António Teixeira, Associate Professor (with tenure) at University of Aveiro, Portugal, PhD in Speech Synthesis and Master in Electronics and Telecommunications. Chair of the Special Interest Group on Iberian Languages (SIG-IL) of the International Speech Communication Association (ISCA). Director of the Master in Speech and Hearing Sciences at University of Aveiro since 2004. Senior researcher at IEETA. His main research activity is in the areas of Multimodal Human-Machine Interaction and Speech Processing. Large experience in spoken language interaction; architectures, new applications and services for AAL; speech technologies and information extraction applications. He is/was involved in several national and European research projects, being project responsible or co-responsible of University of Aveiro, participation in Heron II, Living Usability Lab (LUL), AAL4ALL, Smartphones for Seniors, AAL PaeLIFE and Marie Curie IAPP IRIS; research since 1998 in spoken interaction with robots, including participation in project CARL: Communication, Action, Reasoning and Learning in Robotics; has supervised 8 concluded PhDs (including João Freitas PhD defended in 2015) and 50 Masters; and co-authored more than two hundred publications (books, book chapters, international journals and proceedings of international conferences).

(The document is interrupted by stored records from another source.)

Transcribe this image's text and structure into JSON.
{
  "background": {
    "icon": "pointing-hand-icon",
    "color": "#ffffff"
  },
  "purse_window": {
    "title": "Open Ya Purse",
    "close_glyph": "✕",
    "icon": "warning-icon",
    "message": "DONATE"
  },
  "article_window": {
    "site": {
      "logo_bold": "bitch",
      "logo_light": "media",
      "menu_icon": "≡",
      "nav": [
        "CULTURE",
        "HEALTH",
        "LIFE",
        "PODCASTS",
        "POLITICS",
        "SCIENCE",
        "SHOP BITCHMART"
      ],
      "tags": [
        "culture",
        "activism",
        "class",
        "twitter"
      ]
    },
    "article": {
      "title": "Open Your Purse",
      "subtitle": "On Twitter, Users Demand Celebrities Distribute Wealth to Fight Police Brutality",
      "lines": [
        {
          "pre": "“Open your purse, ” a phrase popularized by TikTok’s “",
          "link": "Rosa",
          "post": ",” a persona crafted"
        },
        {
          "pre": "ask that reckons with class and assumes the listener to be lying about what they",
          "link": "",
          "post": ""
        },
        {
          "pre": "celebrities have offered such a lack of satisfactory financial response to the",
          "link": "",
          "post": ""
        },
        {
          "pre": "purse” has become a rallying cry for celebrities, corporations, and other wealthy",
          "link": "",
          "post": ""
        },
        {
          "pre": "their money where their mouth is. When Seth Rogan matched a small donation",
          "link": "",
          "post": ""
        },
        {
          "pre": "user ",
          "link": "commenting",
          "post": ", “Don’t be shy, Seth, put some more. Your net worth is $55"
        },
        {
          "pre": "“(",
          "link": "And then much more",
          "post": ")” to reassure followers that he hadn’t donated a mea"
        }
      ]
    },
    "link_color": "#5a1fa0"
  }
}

Miguel Sales Dias holds a bachelor (1985) and a master (1988) in Electrical and Computer Engineering (IST-UTL, Portugal) and a PhD in Computer Graphics and Multimedia (1998) from ISCTE-IUL where he was an Associated Professor until 2005, holding currently an Invited Associated Professor position, teaching and conducting research in Computer Graphics, Virtual and Augmented reality, Ambient Assisted Living and Multimodal Human-Computer Interaction. Since November 2005, he is the Director of the first European R&D Centre in Speech and Natural User Interaction Technologies of Microsoft Corporation in Portugal (Microsoft Language Development Center, MLDC). He is regularly commissioned by the European Commission for R&D project evaluations and reviews. Author of 1 patent, author, co-author or editor of 11 scientific books or journal editions, 12 indexed papers in international journals, 26 chapters in indexed international books, 144 other publications, workshops or keynotes in international conferences. Since 1992 he has participated or participates in 33 International R&D projects (ESPRIT, RACE, ACTS, TELEMATICS, TEN-IBC, EUREKA, INTERREG, FP5 IST-IPS, FP6 IST, ESA, Marie Curie, AAL, ACP), and 15 National (FCT, QREN, NITEC, POSC, POCTI, POSI, ICPME, TIT). He has supervised 5 concluded Phds. He obtained 5 scientific prizes. He is a member of ACM SIGGRAPH, Eurographics, ISCA and IEEE; editorial boards of several journal; several Program Committees of National and International conferences in Computer Graphics, Virtual and Augmented Reality, Speech technologies, Accessibility and Ambient Assisted Living. He was President of ADETTI, an ISCTE-IUL associated R&D research center. He was Vice-president and Secretary of the Portuguese Group of Computer Graphics, Eurographics Portuguese Chapter.
Samuel Silva graduated in Electronics and Telecommunications Engineering in 2003, completed an MSc (pre-Bologna) in the same area in 2007 and obtained his PhD in Informatics Engineering in 2012, all by University of Aveiro. His main research interests include medical imaging processing and analysis, data and information visualization, and human computer interaction, areas in which he (co-) authored eleven articles in international peer reviewed journals and more than 50 papers in international peer reviewed conferences. As a researcher, at the Institute of Electronics and Informatics Engineering of Aveiro (Portugal), S. Silva has been actively involved in several national and international R&D projects spanning theareas of Ambient Assisted Living, Multimodal Interaction and Speech Production.